The generation of data is diversified among several domains, therefore, making it heterogeneous. In an Internet of Things (IoT) scenario, data corresponds to values read by installed sensors across the ecosystem. At the same time, a self-driving car captures videos and images along with sensor values. Similarly, a smart meter generates time-series data of power consumption at the home it is installed. The method of parsing a video is different from that of an image. Similarly, naked sensor values are handled by entirely different tools and techniques. Due to its heterogeneous nature, coming up with a single solution to protect data privacy becomes a daunting task.
Conclusion and future works
According to the dictionary, the meaning of the term ‘‘statistics’’ is given as dealing with data that tells the condition of a group or a community. Differential privacy, as we defined it, states: if the presence or absence of an individual sample in a study does not affect the outcome of the study, we can say the outcome is about the group or the community. But if in case, the outcome of the study changes, we can say that the outcome was about the few individuals whose data is included in the study. Therefore, differential privacy has two properties: (i) it is stable to small perturbations in the data, and (ii) it is statistical in that the analysis done tells us about the whole community.
The existence of the first property directly leads to the use of differential privacy into securing machine/deep learning models.
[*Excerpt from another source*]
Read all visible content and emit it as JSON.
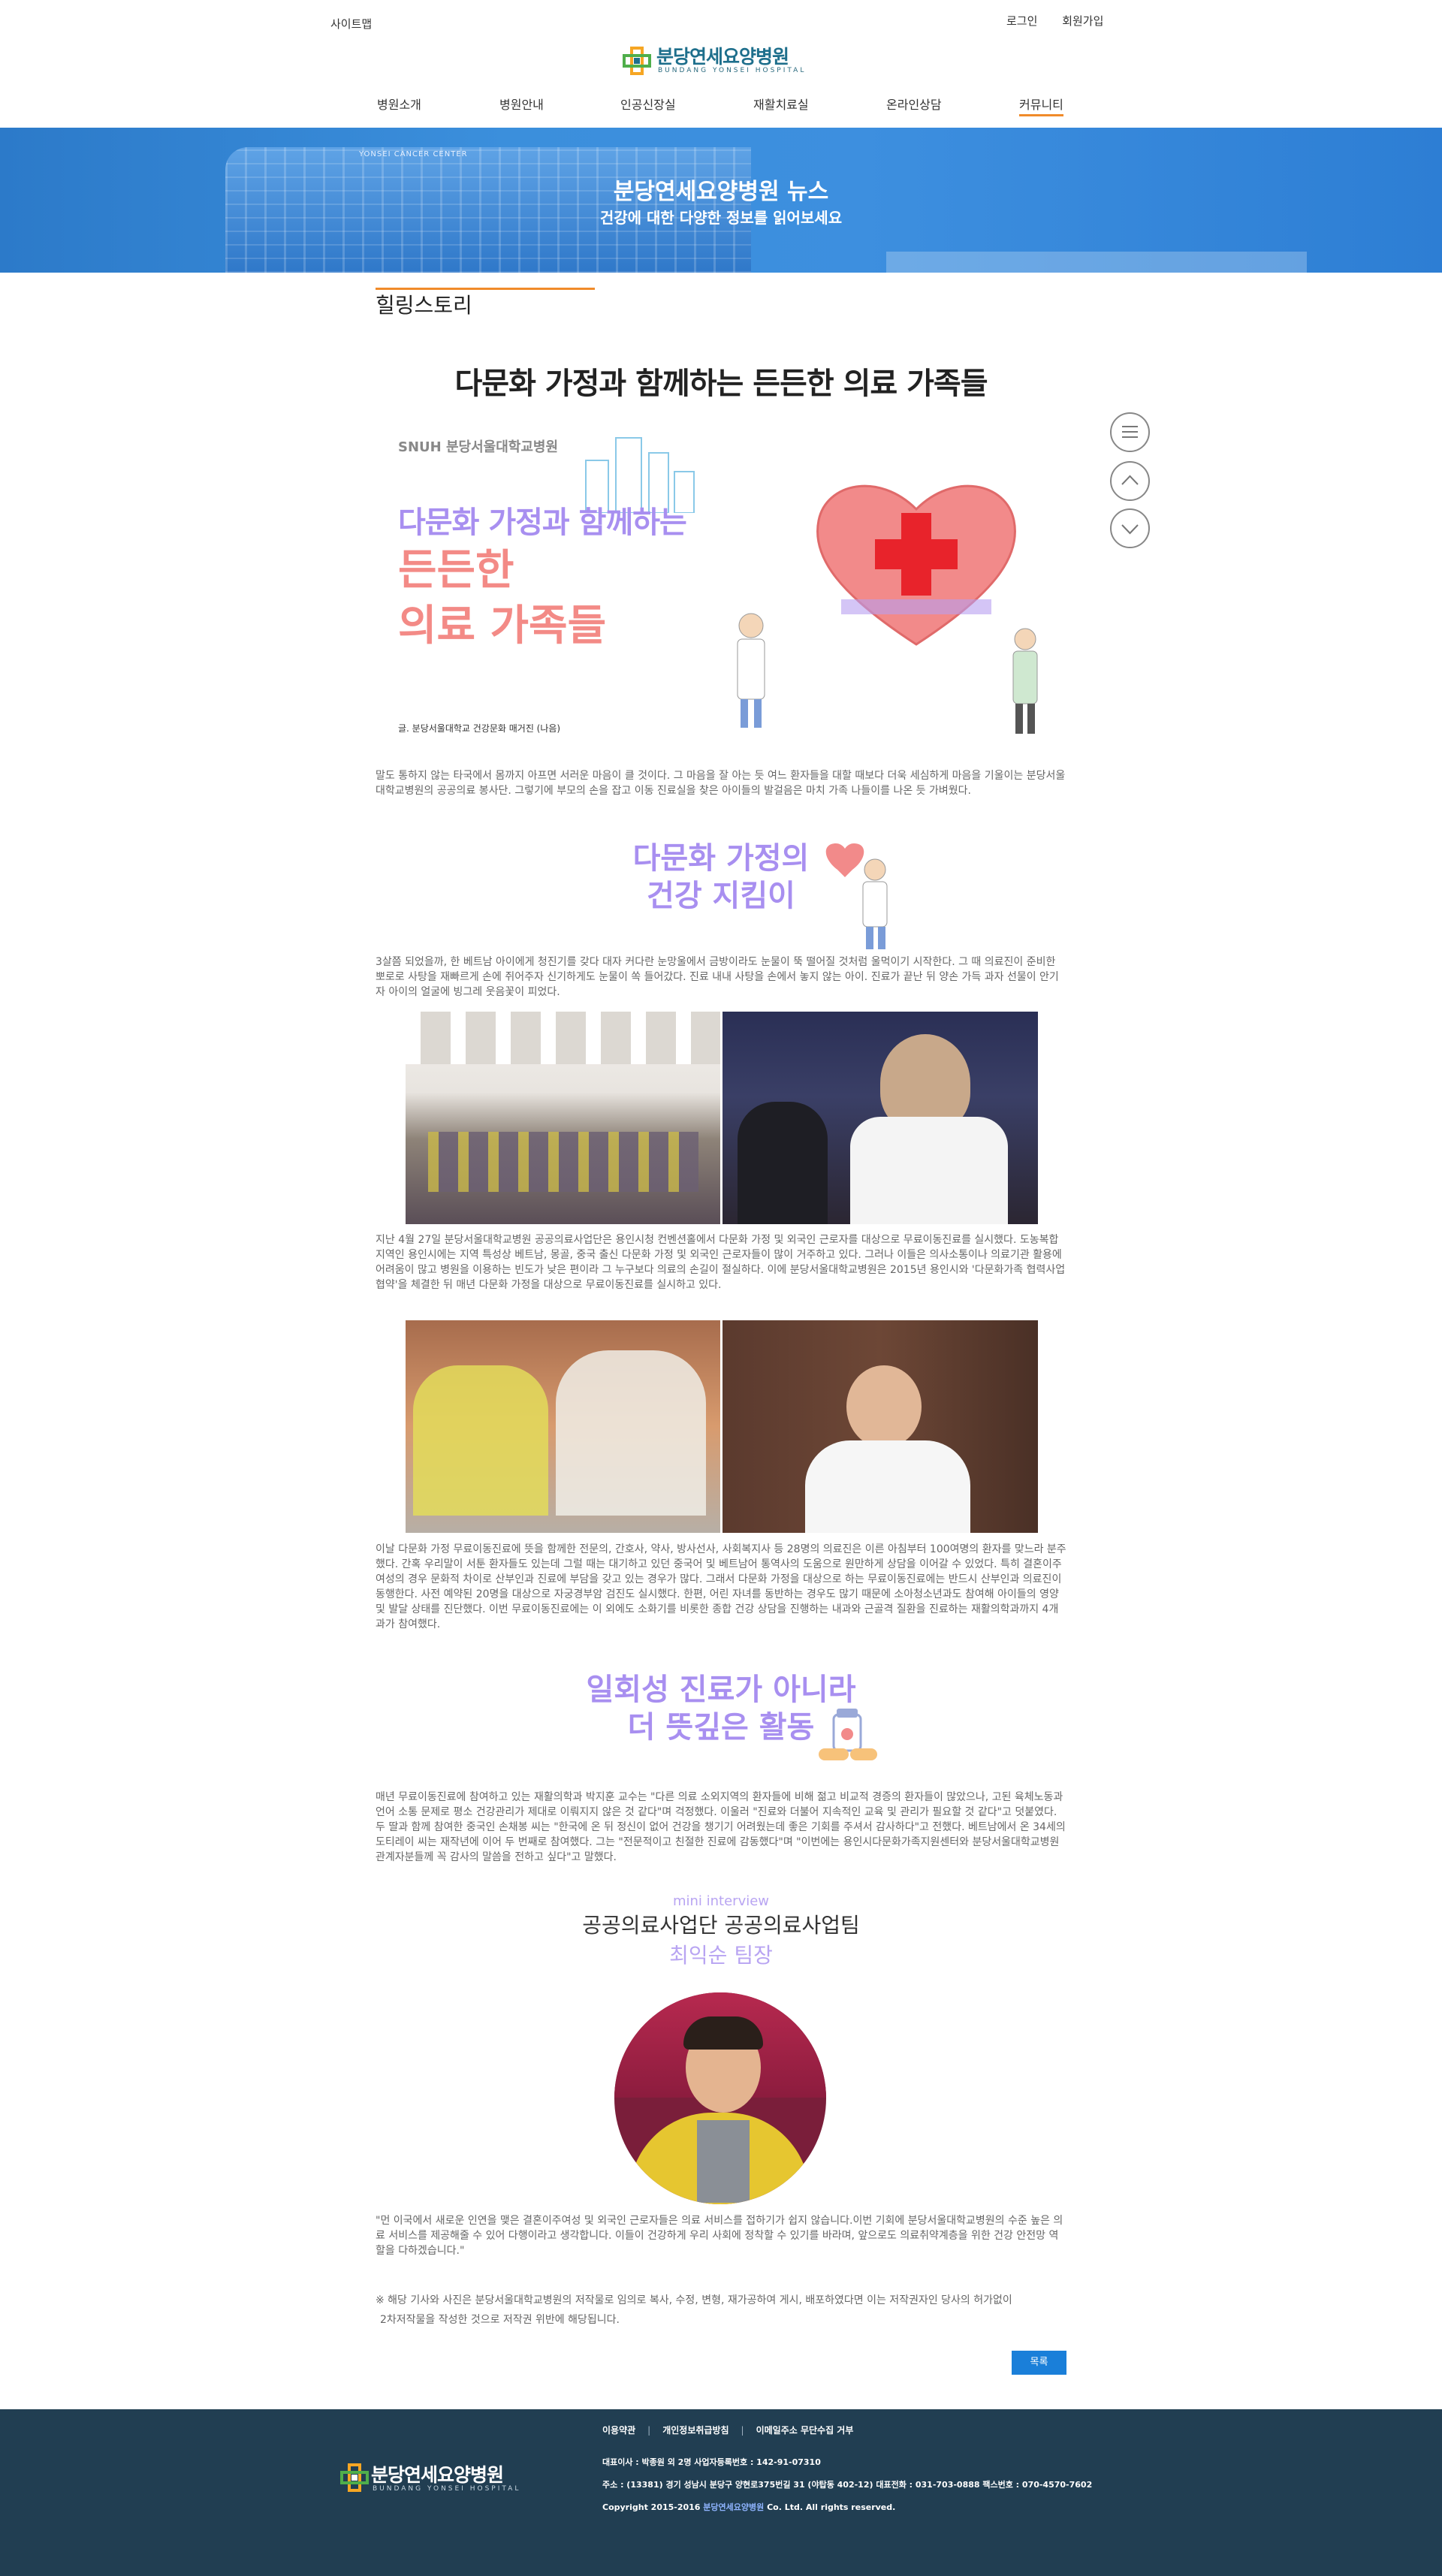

Differential privacy protects the models from adversarial attacks that focus on adding small perturbations in the training data [42, 43]. Differential privacy ensures generalization in adaptive data analysis. Adaptive analysis means that the questions asked and hypotheses tested depend on the outcomes of earlier questions. Generalization refers to bringing the outcome of a test on a sample closer the ground truth of the distribution as much as possible. Also, generalization requires the outcome to remain the same no matter how the data is sampled. Answering with differentially private mechanisms ensures privacy and generalizability with high probabilities. Hence, differential private mechanisms of adding controlled noise have promising statistics results and applications.